羊水検査はお腹に針を刺して羊水を採取するため、子宮内感染や破出血、流産などのリスクがあります。300回に1回程度ですが、検査を受けたあとに流産や死産になることがあるといわれています。

気軽に受ける検査ではないので夫婦でよく話合って受けましょう

35歳以上の高齢出産の場合、胎児の染色体異常によりダウン症などの子どもが生まれる確率が高くなります。そのため出生前診断を受ける方も少なくないです。 日本では出生前診断を受けないのが基本になっています。羊水検査で異常がみられなくても遺伝子の異常の可能性は残りますし、異常が見つかったら中絶しなくてはならないということでもありません。 これから生まれてくる赤ちゃんに異常がないか心配なのはわかりますが、あまり深く考えず気軽に検査を受けて異常が見つかった場合、あなたならどうしますか?

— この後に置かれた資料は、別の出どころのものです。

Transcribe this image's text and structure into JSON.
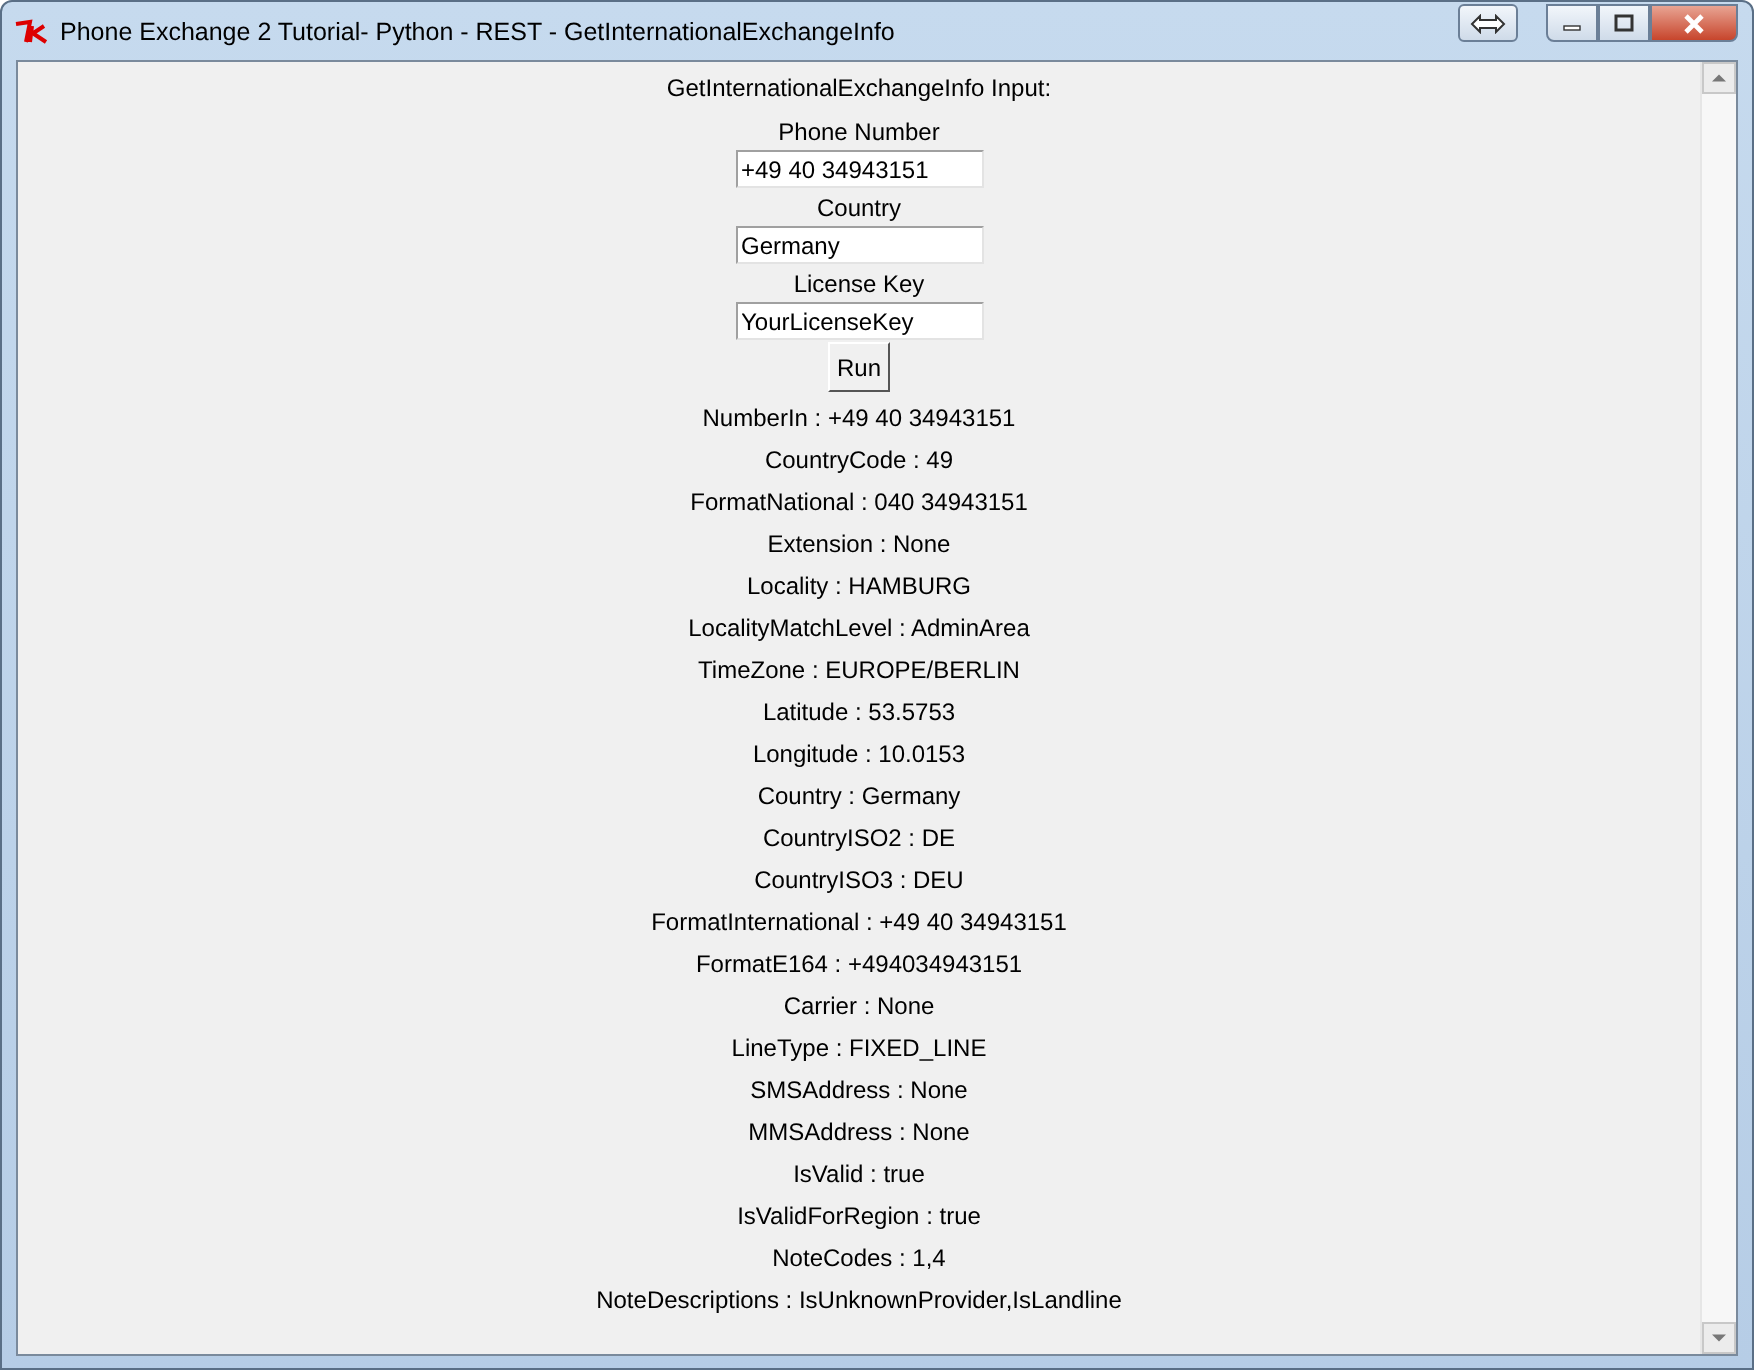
{
  "window": {
    "title": "Phone Exchange 2 Tutorial- Python - REST - GetInternationalExchangeInfo"
  },
  "heading": "GetInternationalExchangeInfo Input:",
  "fields": [
    {
      "label": "Phone Number",
      "value": "+49 40 34943151"
    },
    {
      "label": "Country",
      "value": "Germany"
    },
    {
      "label": "License Key",
      "value": "YourLicenseKey"
    }
  ],
  "run_button": "Run",
  "results": [
    "NumberIn : +49 40 34943151",
    "CountryCode : 49",
    "FormatNational : 040 34943151",
    "Extension : None",
    "Locality : HAMBURG",
    "LocalityMatchLevel : AdminArea",
    "TimeZone : EUROPE/BERLIN",
    "Latitude : 53.5753",
    "Longitude : 10.0153",
    "Country : Germany",
    "CountryISO2 : DE",
    "CountryISO3 : DEU",
    "FormatInternational : +49 40 34943151",
    "FormatE164 : +494034943151",
    "Carrier : None",
    "LineType : FIXED_LINE",
    "SMSAddress : None",
    "MMSAddress : None",
    "IsValid : true",
    "IsValidForRegion : true",
    "NoteCodes : 1,4",
    "NoteDescriptions : IsUnknownProvider,IsLandline"
  ]
}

出生前診断を受ける場合には赤ちゃんに異常が見つかったらどうするか、赤ちゃんが生まれてからどう育てていくかなど夫婦でよく話合ってから受けるべきでしょう。そういった話をすることでお互いのことも理解することもできますし、今後の不安なども解消されることもあります。検査結果で異常がなくても流産や死産のリスクもあります。羊水検査を受けることで不安が増長されるという方もいますのでよくよく考えて羊水検査を受けてください。